Hashing & Indexing

Comprehensive study notes, diagrams, and exam preparation for Hashing & Indexing.

Hashing & Indexing

Definition

Hashing is a technique that transforms a key into a fixed-size value called a hash code using a hash function, so that the corresponding data can be stored and retrieved efficiently from a hash table.

Indexing is a technique of creating a separate, organized structure that stores key values along with pointers or references to the actual data location, allowing faster searching, retrieval, and sometimes sorting of records.

In simple terms:

Hashing

  • answers: “Where should I store or find this item quickly?”

Indexing

  • answers: “How can I quickly locate this record without scanning everything?”

Main Content

1. Hashing

Hash Function and Hash Table

  • A hash function takes an input key, such as an integer, string, or object, and produces a numeric hash value.
  • That hash value is converted into an index of a hash table, where the actual record is stored.
  • Example: If the key is StudentID = 1024, a hash function may compute a table position like hash(1024) = 7, so the record is stored in bucket 7.
  • A good hash function should distribute keys uniformly across the table to minimize collisions.
  • A hash table is usually an array-like structure where each slot is called a bucket.
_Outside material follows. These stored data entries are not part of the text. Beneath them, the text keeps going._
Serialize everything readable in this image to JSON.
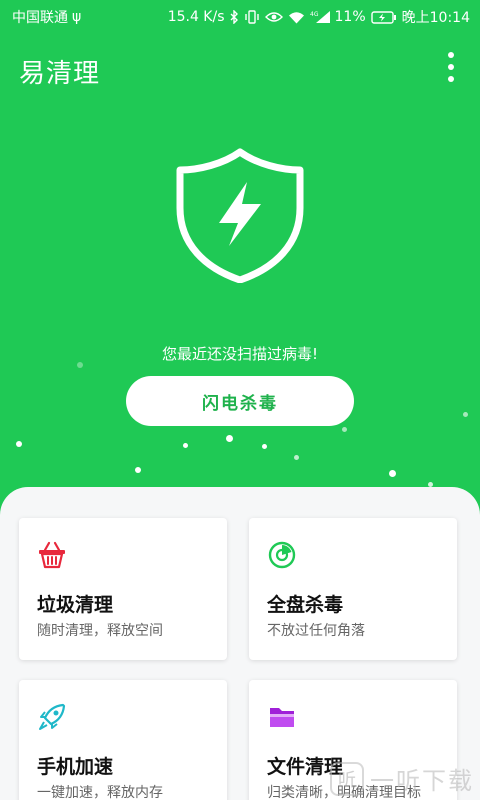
{
  "status": {
    "carrier": "中国联通",
    "usb_glyph": "ψ",
    "speed": "15.4 K/s",
    "battery": "11%",
    "time": "晚上10:14",
    "signal_tag": "4G",
    "icons": [
      "usb-icon",
      "bluetooth-icon",
      "vibrate-icon",
      "eye-icon",
      "wifi-icon",
      "signal-icon",
      "battery-icon"
    ]
  },
  "app": {
    "title": "易清理"
  },
  "hero": {
    "message": "您最近还没扫描过病毒!",
    "button_label": "闪电杀毒",
    "background_color": "#1fc955",
    "icon": "shield-lightning-icon"
  },
  "cards": [
    {
      "title": "垃圾清理",
      "subtitle": "随时清理，释放空间",
      "icon": "basket-icon",
      "icon_color": "#e8283c"
    },
    {
      "title": "全盘杀毒",
      "subtitle": "不放过任何角落",
      "icon": "radar-icon",
      "icon_color": "#1fc955"
    },
    {
      "title": "手机加速",
      "subtitle": "一键加速，释放内存",
      "icon": "rocket-icon",
      "icon_color": "#1fb8c9"
    },
    {
      "title": "文件清理",
      "subtitle": "归类清晰，明确清理目标",
      "icon": "folder-icon",
      "icon_color": "#a020d8"
    }
  ],
  "watermark": {
    "logo_char": "听",
    "text": "一听下载"
  }
}
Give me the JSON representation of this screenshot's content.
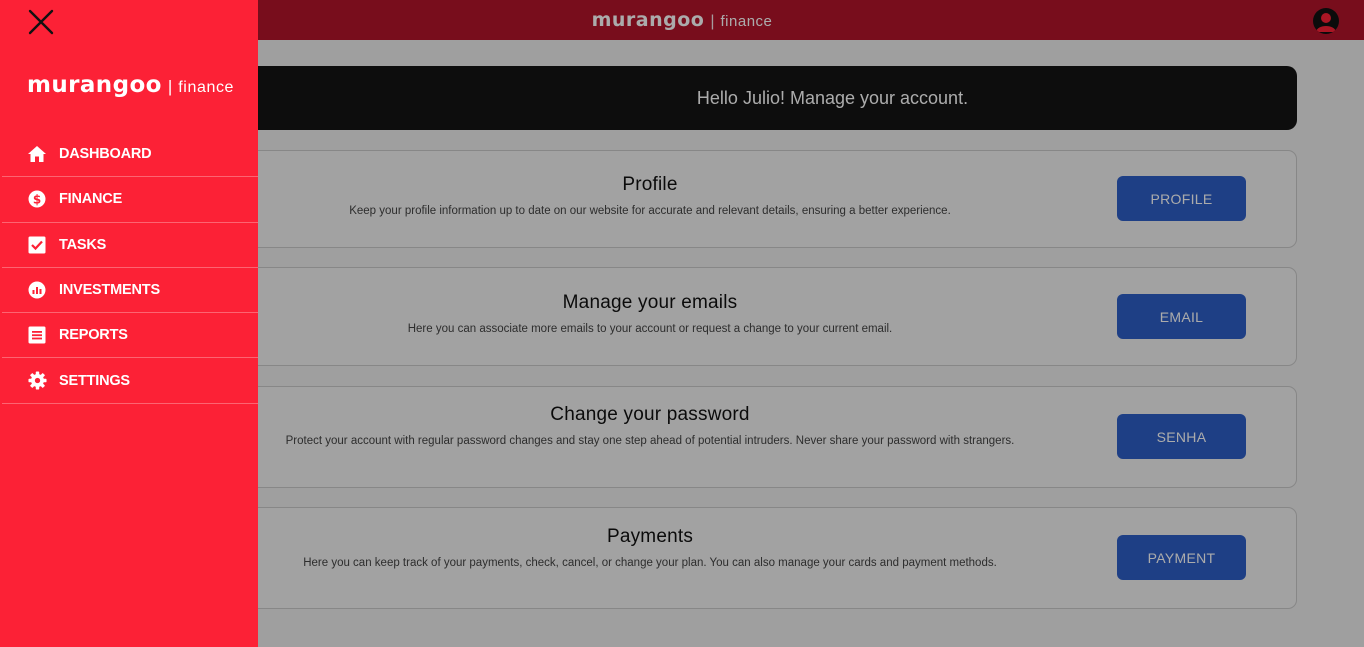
{
  "header": {
    "brand_main": "murangoo",
    "brand_sep": "|",
    "brand_sub": "finance",
    "avatar_icon": "user-icon"
  },
  "drawer": {
    "close_icon": "close-icon",
    "brand_main": "murangoo",
    "brand_sep": "|",
    "brand_sub": "finance",
    "items": [
      {
        "label": "DASHBOARD",
        "icon": "home-icon"
      },
      {
        "label": "FINANCE",
        "icon": "dollar-icon"
      },
      {
        "label": "TASKS",
        "icon": "checkbox-icon"
      },
      {
        "label": "INVESTMENTS",
        "icon": "chart-icon"
      },
      {
        "label": "REPORTS",
        "icon": "list-icon"
      },
      {
        "label": "SETTINGS",
        "icon": "gear-icon"
      }
    ]
  },
  "main": {
    "greeting": "Hello Julio! Manage your account.",
    "cards": [
      {
        "title": "Profile",
        "description": "Keep your profile information up to date on our website for accurate and relevant details, ensuring a better experience.",
        "button": "PROFILE"
      },
      {
        "title": "Manage your emails",
        "description": "Here you can associate more emails to your account or request a change to your current email.",
        "button": "EMAIL"
      },
      {
        "title": "Change your password",
        "description": "Protect your account with regular password changes and stay one step ahead of potential intruders. Never share your password with strangers.",
        "button": "SENHA"
      },
      {
        "title": "Payments",
        "description": "Here you can keep track of your payments, check, cancel, or change your plan. You can also manage your cards and payment methods.",
        "button": "PAYMENT"
      }
    ]
  },
  "colors": {
    "drawer_bg": "#fc2136",
    "header_bg": "#b3142b",
    "button_bg": "#2e5fc6",
    "hero_bg": "#141414"
  }
}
Collisions and Collision Resolution

  • A collision occurs when two different keys produce the same hash index.
  • Collisions are unavoidable in real systems because many possible keys map into a limited number of table positions.
  • Common collision handling methods include:
    • Chaining: multiple elements are stored in a linked list or bucket at the same index.
    • Open addressing: if a collision occurs, the algorithm searches for another empty slot.
  • Example of chaining:
    • hash(12) = 3
    • hash(23) = 3
    • Both values are stored in bucket 3 using a list.
  • Efficient collision resolution is essential because too many collisions reduce the speed advantage of hashing.

2. Indexing

Primary Index and Secondary Index

  • A primary index is built on a primary key or ordered field, often corresponding to the physical ordering of data.
  • A secondary index is built on a non-ordering attribute, such as department name or city, to support searches on fields other than the primary key.
  • Primary indexing is often sparse, meaning it contains entries for only some records or blocks.
  • Secondary indexing is often dense, meaning it may include an entry for each record or each key occurrence.
  • Example:
    • A student file stored by roll number can have a primary index on roll number.
    • Another index on department can serve as a secondary index.
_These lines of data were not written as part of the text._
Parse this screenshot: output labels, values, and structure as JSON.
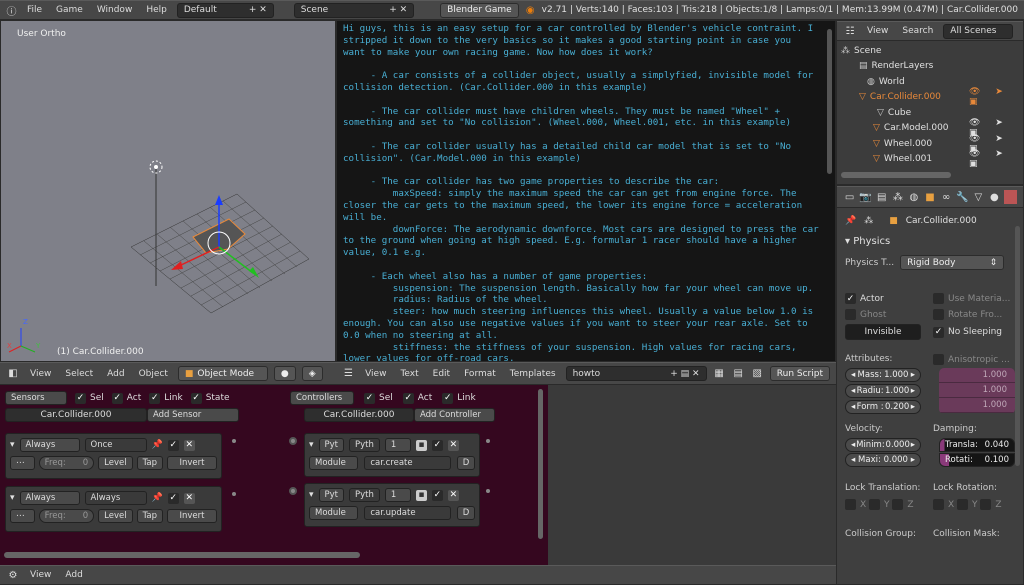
{
  "topbar": {
    "menus": [
      "File",
      "Game",
      "Window",
      "Help"
    ],
    "layout": "Default",
    "scene": "Scene",
    "engine": "Blender Game",
    "stats": "v2.71 | Verts:140 | Faces:103 | Tris:218 | Objects:1/8 | Lamps:0/1 | Mem:13.99M (0.47M) | Car.Collider.000"
  },
  "viewport": {
    "view_label": "User Ortho",
    "object_label": "(1) Car.Collider.000",
    "axis_x": "X",
    "axis_y": "Y",
    "axis_z": "Z"
  },
  "view3d_header": {
    "menus": [
      "View",
      "Select",
      "Add",
      "Object"
    ],
    "mode": "Object Mode"
  },
  "text_header": {
    "menus": [
      "View",
      "Text",
      "Edit",
      "Format",
      "Templates"
    ],
    "text_name": "howto",
    "run_script": "Run Script"
  },
  "text_lines": [
    "Hi guys, this is an easy setup for a car controlled by Blender's vehicle contraint. I",
    "stripped it down to the very basics so it makes a good starting point in case you",
    "want to make your own racing game. Now how does it work?",
    "",
    "     - A car consists of a collider object, usually a simplyfied, invisible model for",
    "collision detection. (Car.Collider.000 in this example)",
    "",
    "     - The car collider must have children wheels. They must be named \"Wheel\" +",
    "something and set to \"No collision\". (Wheel.000, Wheel.001, etc. in this example)",
    "",
    "     - The car collider usually has a detailed child car model that is set to \"No",
    "collision\". (Car.Model.000 in this example)",
    "",
    "     - The car collider has two game properties to describe the car:",
    "         maxSpeed: simply the maximum speed the car can get from engine force. The",
    "closer the car gets to the maximum speed, the lower its engine force = acceleration",
    "will be.",
    "         downForce: The aerodynamic downforce. Most cars are designed to press the car",
    "to the ground when going at high speed. E.g. formular 1 racer should have a higher",
    "value, 0.1 e.g.",
    "",
    "     - Each wheel also has a number of game properties:",
    "         suspension: The suspension length. Basically how far your wheel can move up.",
    "         radius: Radius of the wheel.",
    "         steer: how much steering influences this wheel. Usually a value below 1.0 is",
    "enough. You can also use negative values if you want to steer your rear axle. Set to",
    "0.0 when no steering at all.",
    "         stiffness: the stiffness of your suspension. High values for racing cars,",
    "lower values for off-road cars."
  ],
  "outliner": {
    "menus": [
      "View",
      "Search"
    ],
    "filter": "All Scenes",
    "items": [
      "Scene",
      "RenderLayers",
      "World",
      "Car.Collider.000",
      "Cube",
      "Car.Model.000",
      "Wheel.000",
      "Wheel.001"
    ]
  },
  "properties": {
    "object": "Car.Collider.000",
    "panel": "Physics",
    "physics_type_label": "Physics T...",
    "physics_type": "Rigid Body",
    "actor": "Actor",
    "ghost": "Ghost",
    "invisible": "Invisible",
    "use_material": "Use Materia...",
    "rotate_from": "Rotate Fro...",
    "no_sleeping": "No Sleeping",
    "attributes": "Attributes:",
    "anisotropic": "Anisotropic ...",
    "mass": "Mass:",
    "mass_v": "1.000",
    "radius": "Radiu:",
    "radius_v": "1.000",
    "form": "Form :",
    "form_v": "0.200",
    "aniso_values": [
      "1.000",
      "1.000",
      "1.000"
    ],
    "velocity": "Velocity:",
    "min": "Minim:",
    "min_v": "0.000",
    "max": "Maxi:",
    "max_v": "0.000",
    "damping": "Damping:",
    "trans": "Transla:",
    "trans_v": "0.040",
    "rot": "Rotati:",
    "rot_v": "0.100",
    "lock_translation": "Lock Translation:",
    "lock_rotation": "Lock Rotation:",
    "axes": [
      "X",
      "Y",
      "Z"
    ],
    "collision_group": "Collision Group:",
    "collision_mask": "Collision Mask:"
  },
  "logic": {
    "sensors": {
      "menu": "Sensors",
      "filters": [
        "Sel",
        "Act",
        "Link",
        "State"
      ],
      "object": "Car.Collider.000",
      "add": "Add Sensor",
      "bricks": [
        {
          "type": "Always",
          "name": "Once",
          "freq_label": "Freq:",
          "freq": "0",
          "level": "Level",
          "tap": "Tap",
          "invert": "Invert"
        },
        {
          "type": "Always",
          "name": "Always",
          "freq_label": "Freq:",
          "freq": "0",
          "level": "Level",
          "tap": "Tap",
          "invert": "Invert"
        }
      ]
    },
    "controllers": {
      "menu": "Controllers",
      "filters": [
        "Sel",
        "Act",
        "Link"
      ],
      "object": "Car.Collider.000",
      "add": "Add Controller",
      "bricks": [
        {
          "type": "Pyt",
          "name": "Pyth",
          "state": "1",
          "mode": "Module",
          "module": "car.create",
          "debug": "D"
        },
        {
          "type": "Pyt",
          "name": "Pyth",
          "state": "1",
          "mode": "Module",
          "module": "car.update",
          "debug": "D"
        }
      ]
    }
  },
  "bottom_header": {
    "menus": [
      "View",
      "Add"
    ]
  }
}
Dense Index and Sparse Index

  • A dense index contains an index entry for every search key value or every record.
  • A sparse index contains entries only for some of the records, usually one entry per block or group.
  • Dense indexes provide faster lookups but require more memory.
  • Sparse indexes use less storage but may need additional searching inside a block after locating the approximate area.
  • Example:
    • If a file has records sorted by name, a sparse index might store the first name in each block.
    • A dense index might store every name with a pointer to the exact record.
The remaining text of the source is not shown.